POLITIQUE
19/12/2017 12:34 EST | Actualisé 19/12/2017 14:25 EST

Les allégations d'Yves Francoeur sur les élus libéraux sont non fondées

«Il n'existe pas de motifs raisonnables de croire qu'une infraction criminelle a été commise par quiconque.»

Jacques Boissinot/PC
Yves Francoeur

Les allégations du président de la Fraternité des policiers de Montréal, Yves Francoeur, au sujet d'un présumé trafic d'influence impliquant des élus libéraux étaient non fondées, a conclu mardi la Sûreté du Québec (SQ).

M. Francoeur avait soutenu plus tôt ce printemps, dans une déclaration écrite à la SQ, que le directeur du Service de police de Québec (SPVQ), Robert Pigeon, avait bloqué une enquête policière visant le ministre Jean-Marc Fournier et l'ex-ministre Raymond Bachand à l'époque où il était enquêteur à la SQ.

M. Francoeur reprochait également à M. Pigeon d'avoir soulevé l'ire des procureurs de la Commission Charbonneau en agissant de la même manière lorsqu'il était directeur des enquêtes à la Commission d'enquête sur l'octroi et la gestion des contrats publics dans l'industrie de la construction.

Une équipe mixte composée d'officiers et d'enquêteurs de la SQ, de la Gendarmerie royale du Canada et des services de police de Québec, Laval et Longueuil avait été expressément mise sur pied pour enquêter sur les propos tenus par M. Francoeur, sous la supervision de Madeleine Giauque, directrice du Bureau des enquêtes indépendantes, et d'Yves Morency, directeur général par intérim de la SQ.

Dans le cadre de l'enquête, plus d'une soixantaine de personnes impliquées de près ou de loin dans les faits énoncés par M. Francoeur ont été rencontrées, précise la SQ, mardi.

Le corps policier ajoute qu'"à la suite de l'analyse de l'ensemble des éléments, l'équipe mixte en arrive à la conclusion qu'aucune preuve ne démontre quelque fraude ou trafic d'influence". Selon la SQ, "il n'existe pas de motifs raisonnables de croire qu'une infraction criminelle a été commise par quiconque".

Yves Francoeur a pris connaissance des conclusions de la SQ, mais a choisi de ne pas offrir de commentaires à ce sujet.

"À la suite de l'annonce par la Sûreté du Québec de la conclusion de l'enquête sur les allégations qu'il a relayées à titre de sonneur d'alerte, le président de la Fraternité des policiers et policières de Montréal, monsieur Yves Francoeur, prend acte de la conclusion de ladite enquête", se contente-t-on de dire dans un communiqué diffusé par le syndicat, mardi après-midi.

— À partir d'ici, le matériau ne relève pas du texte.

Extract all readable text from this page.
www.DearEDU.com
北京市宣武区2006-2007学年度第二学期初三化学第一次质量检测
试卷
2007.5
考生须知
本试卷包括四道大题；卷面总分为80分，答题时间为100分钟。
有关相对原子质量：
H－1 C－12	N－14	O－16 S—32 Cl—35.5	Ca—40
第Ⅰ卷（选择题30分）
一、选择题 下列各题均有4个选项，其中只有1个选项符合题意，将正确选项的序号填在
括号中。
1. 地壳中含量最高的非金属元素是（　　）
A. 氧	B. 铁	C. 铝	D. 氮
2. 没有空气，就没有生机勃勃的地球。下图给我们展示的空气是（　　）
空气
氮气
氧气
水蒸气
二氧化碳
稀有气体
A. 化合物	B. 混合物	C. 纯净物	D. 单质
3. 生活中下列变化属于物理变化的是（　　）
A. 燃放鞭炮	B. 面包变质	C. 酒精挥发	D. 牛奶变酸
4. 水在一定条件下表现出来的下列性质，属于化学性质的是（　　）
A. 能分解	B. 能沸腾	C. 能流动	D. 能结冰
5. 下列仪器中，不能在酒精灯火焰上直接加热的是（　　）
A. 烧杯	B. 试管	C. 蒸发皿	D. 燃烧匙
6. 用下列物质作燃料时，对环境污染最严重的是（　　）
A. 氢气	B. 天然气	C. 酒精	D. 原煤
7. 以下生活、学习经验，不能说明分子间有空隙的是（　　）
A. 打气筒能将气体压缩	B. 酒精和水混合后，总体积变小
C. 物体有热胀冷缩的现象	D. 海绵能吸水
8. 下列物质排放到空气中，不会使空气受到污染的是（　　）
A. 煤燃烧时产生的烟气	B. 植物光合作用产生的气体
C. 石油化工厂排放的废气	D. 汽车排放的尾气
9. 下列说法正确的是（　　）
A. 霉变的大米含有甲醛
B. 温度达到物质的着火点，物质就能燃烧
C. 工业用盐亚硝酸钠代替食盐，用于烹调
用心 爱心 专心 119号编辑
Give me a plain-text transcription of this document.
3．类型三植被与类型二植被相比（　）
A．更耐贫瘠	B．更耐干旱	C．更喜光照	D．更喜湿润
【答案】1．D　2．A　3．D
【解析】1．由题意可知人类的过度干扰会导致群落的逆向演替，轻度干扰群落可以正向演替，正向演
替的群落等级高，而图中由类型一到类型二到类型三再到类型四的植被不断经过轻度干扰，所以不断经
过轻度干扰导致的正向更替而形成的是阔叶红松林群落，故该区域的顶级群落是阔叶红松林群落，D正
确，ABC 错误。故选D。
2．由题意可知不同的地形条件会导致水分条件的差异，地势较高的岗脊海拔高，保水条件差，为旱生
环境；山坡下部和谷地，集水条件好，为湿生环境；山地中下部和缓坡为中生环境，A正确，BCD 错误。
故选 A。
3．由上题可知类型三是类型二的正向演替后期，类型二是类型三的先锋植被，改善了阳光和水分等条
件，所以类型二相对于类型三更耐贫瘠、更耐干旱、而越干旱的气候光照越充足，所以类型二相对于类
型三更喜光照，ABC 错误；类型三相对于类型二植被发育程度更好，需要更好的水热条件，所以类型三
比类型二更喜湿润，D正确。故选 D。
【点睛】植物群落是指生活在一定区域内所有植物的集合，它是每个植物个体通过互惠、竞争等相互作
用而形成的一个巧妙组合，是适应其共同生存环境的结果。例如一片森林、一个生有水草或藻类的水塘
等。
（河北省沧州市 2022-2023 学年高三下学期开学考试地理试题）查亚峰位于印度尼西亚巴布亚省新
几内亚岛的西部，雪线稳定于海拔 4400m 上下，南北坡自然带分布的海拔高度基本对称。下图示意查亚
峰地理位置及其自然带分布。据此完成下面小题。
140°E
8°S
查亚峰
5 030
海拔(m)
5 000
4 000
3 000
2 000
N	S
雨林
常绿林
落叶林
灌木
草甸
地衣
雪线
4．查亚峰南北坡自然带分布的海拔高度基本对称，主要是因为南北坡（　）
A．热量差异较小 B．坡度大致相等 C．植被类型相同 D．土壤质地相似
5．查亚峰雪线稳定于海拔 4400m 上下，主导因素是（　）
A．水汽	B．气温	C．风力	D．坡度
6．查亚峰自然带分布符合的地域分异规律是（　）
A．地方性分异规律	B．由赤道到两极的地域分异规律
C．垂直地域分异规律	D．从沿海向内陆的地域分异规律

Les propos d'Yves Francoeur cet automne avaient fait bondir plusieurs personnes, tant du côté de la police que de la classe politique.

En conférence de presse, en septembre dernier, Robert Pigeon avait déclaré que M. Francoeur était "une honte pour (la) profession" de policier.

"C'est complètement impossible que j'aie pu influencer quiconque pour que cessent les opérations d'enquête", avait-il martelé.

Invité à commenter les conclusions de la SQ dans cette affaire, le ministre de la Sécurité publique, Martin Coiteux, est demeuré prudent, mardi, indiquant simplement qu'il était important que des vérifications soient faites concernant les allégations d'Yves Francoeur.

"Les allégations qui ont été faites par M. Francoeur étaient très sérieuses, elles ont alimenté évidemment, peut-être, un certain cynisme au sein de la population, a-t-il déclaré. C'est important de faire des vérifications (et) il fallait que ces vérifications soient sérieuses. Elles ont été faites. Elles ont mené à la conclusion qu'il n'y avait pas lieu de croire qu'il y avait quelque faute qui avait été commise."

J'en prends note, je pense que la population doit en prendre note.Martin Coiteux

M. Coiteux a toutefois refusé de commenter personnellement les conclusions ni de dire si M. Francoeur avait toujours de la crédibilité à ses yeux. Il n'a pas non plus voulu dire s'il lui demanderait de s'expliquer.

"Il va peut-être vouloir s'exprimer, ça lui appartient et puis moi je ne vais pas m'exprimer en son nom. La seule chose que je dois dire ici, à titre de ministre de la Sécurité publique, c'est qu'on n'a pas pris ça à la légère ces allégations-là. C'était très sérieux, ça peut miner la crédibilité des institutions au sein de la population, ça sème des doutes, ça fait en sorte que ça alimente le cynisme, alors il faut que ce soit sérieux, et ça méritait d'être vérifié sérieusement."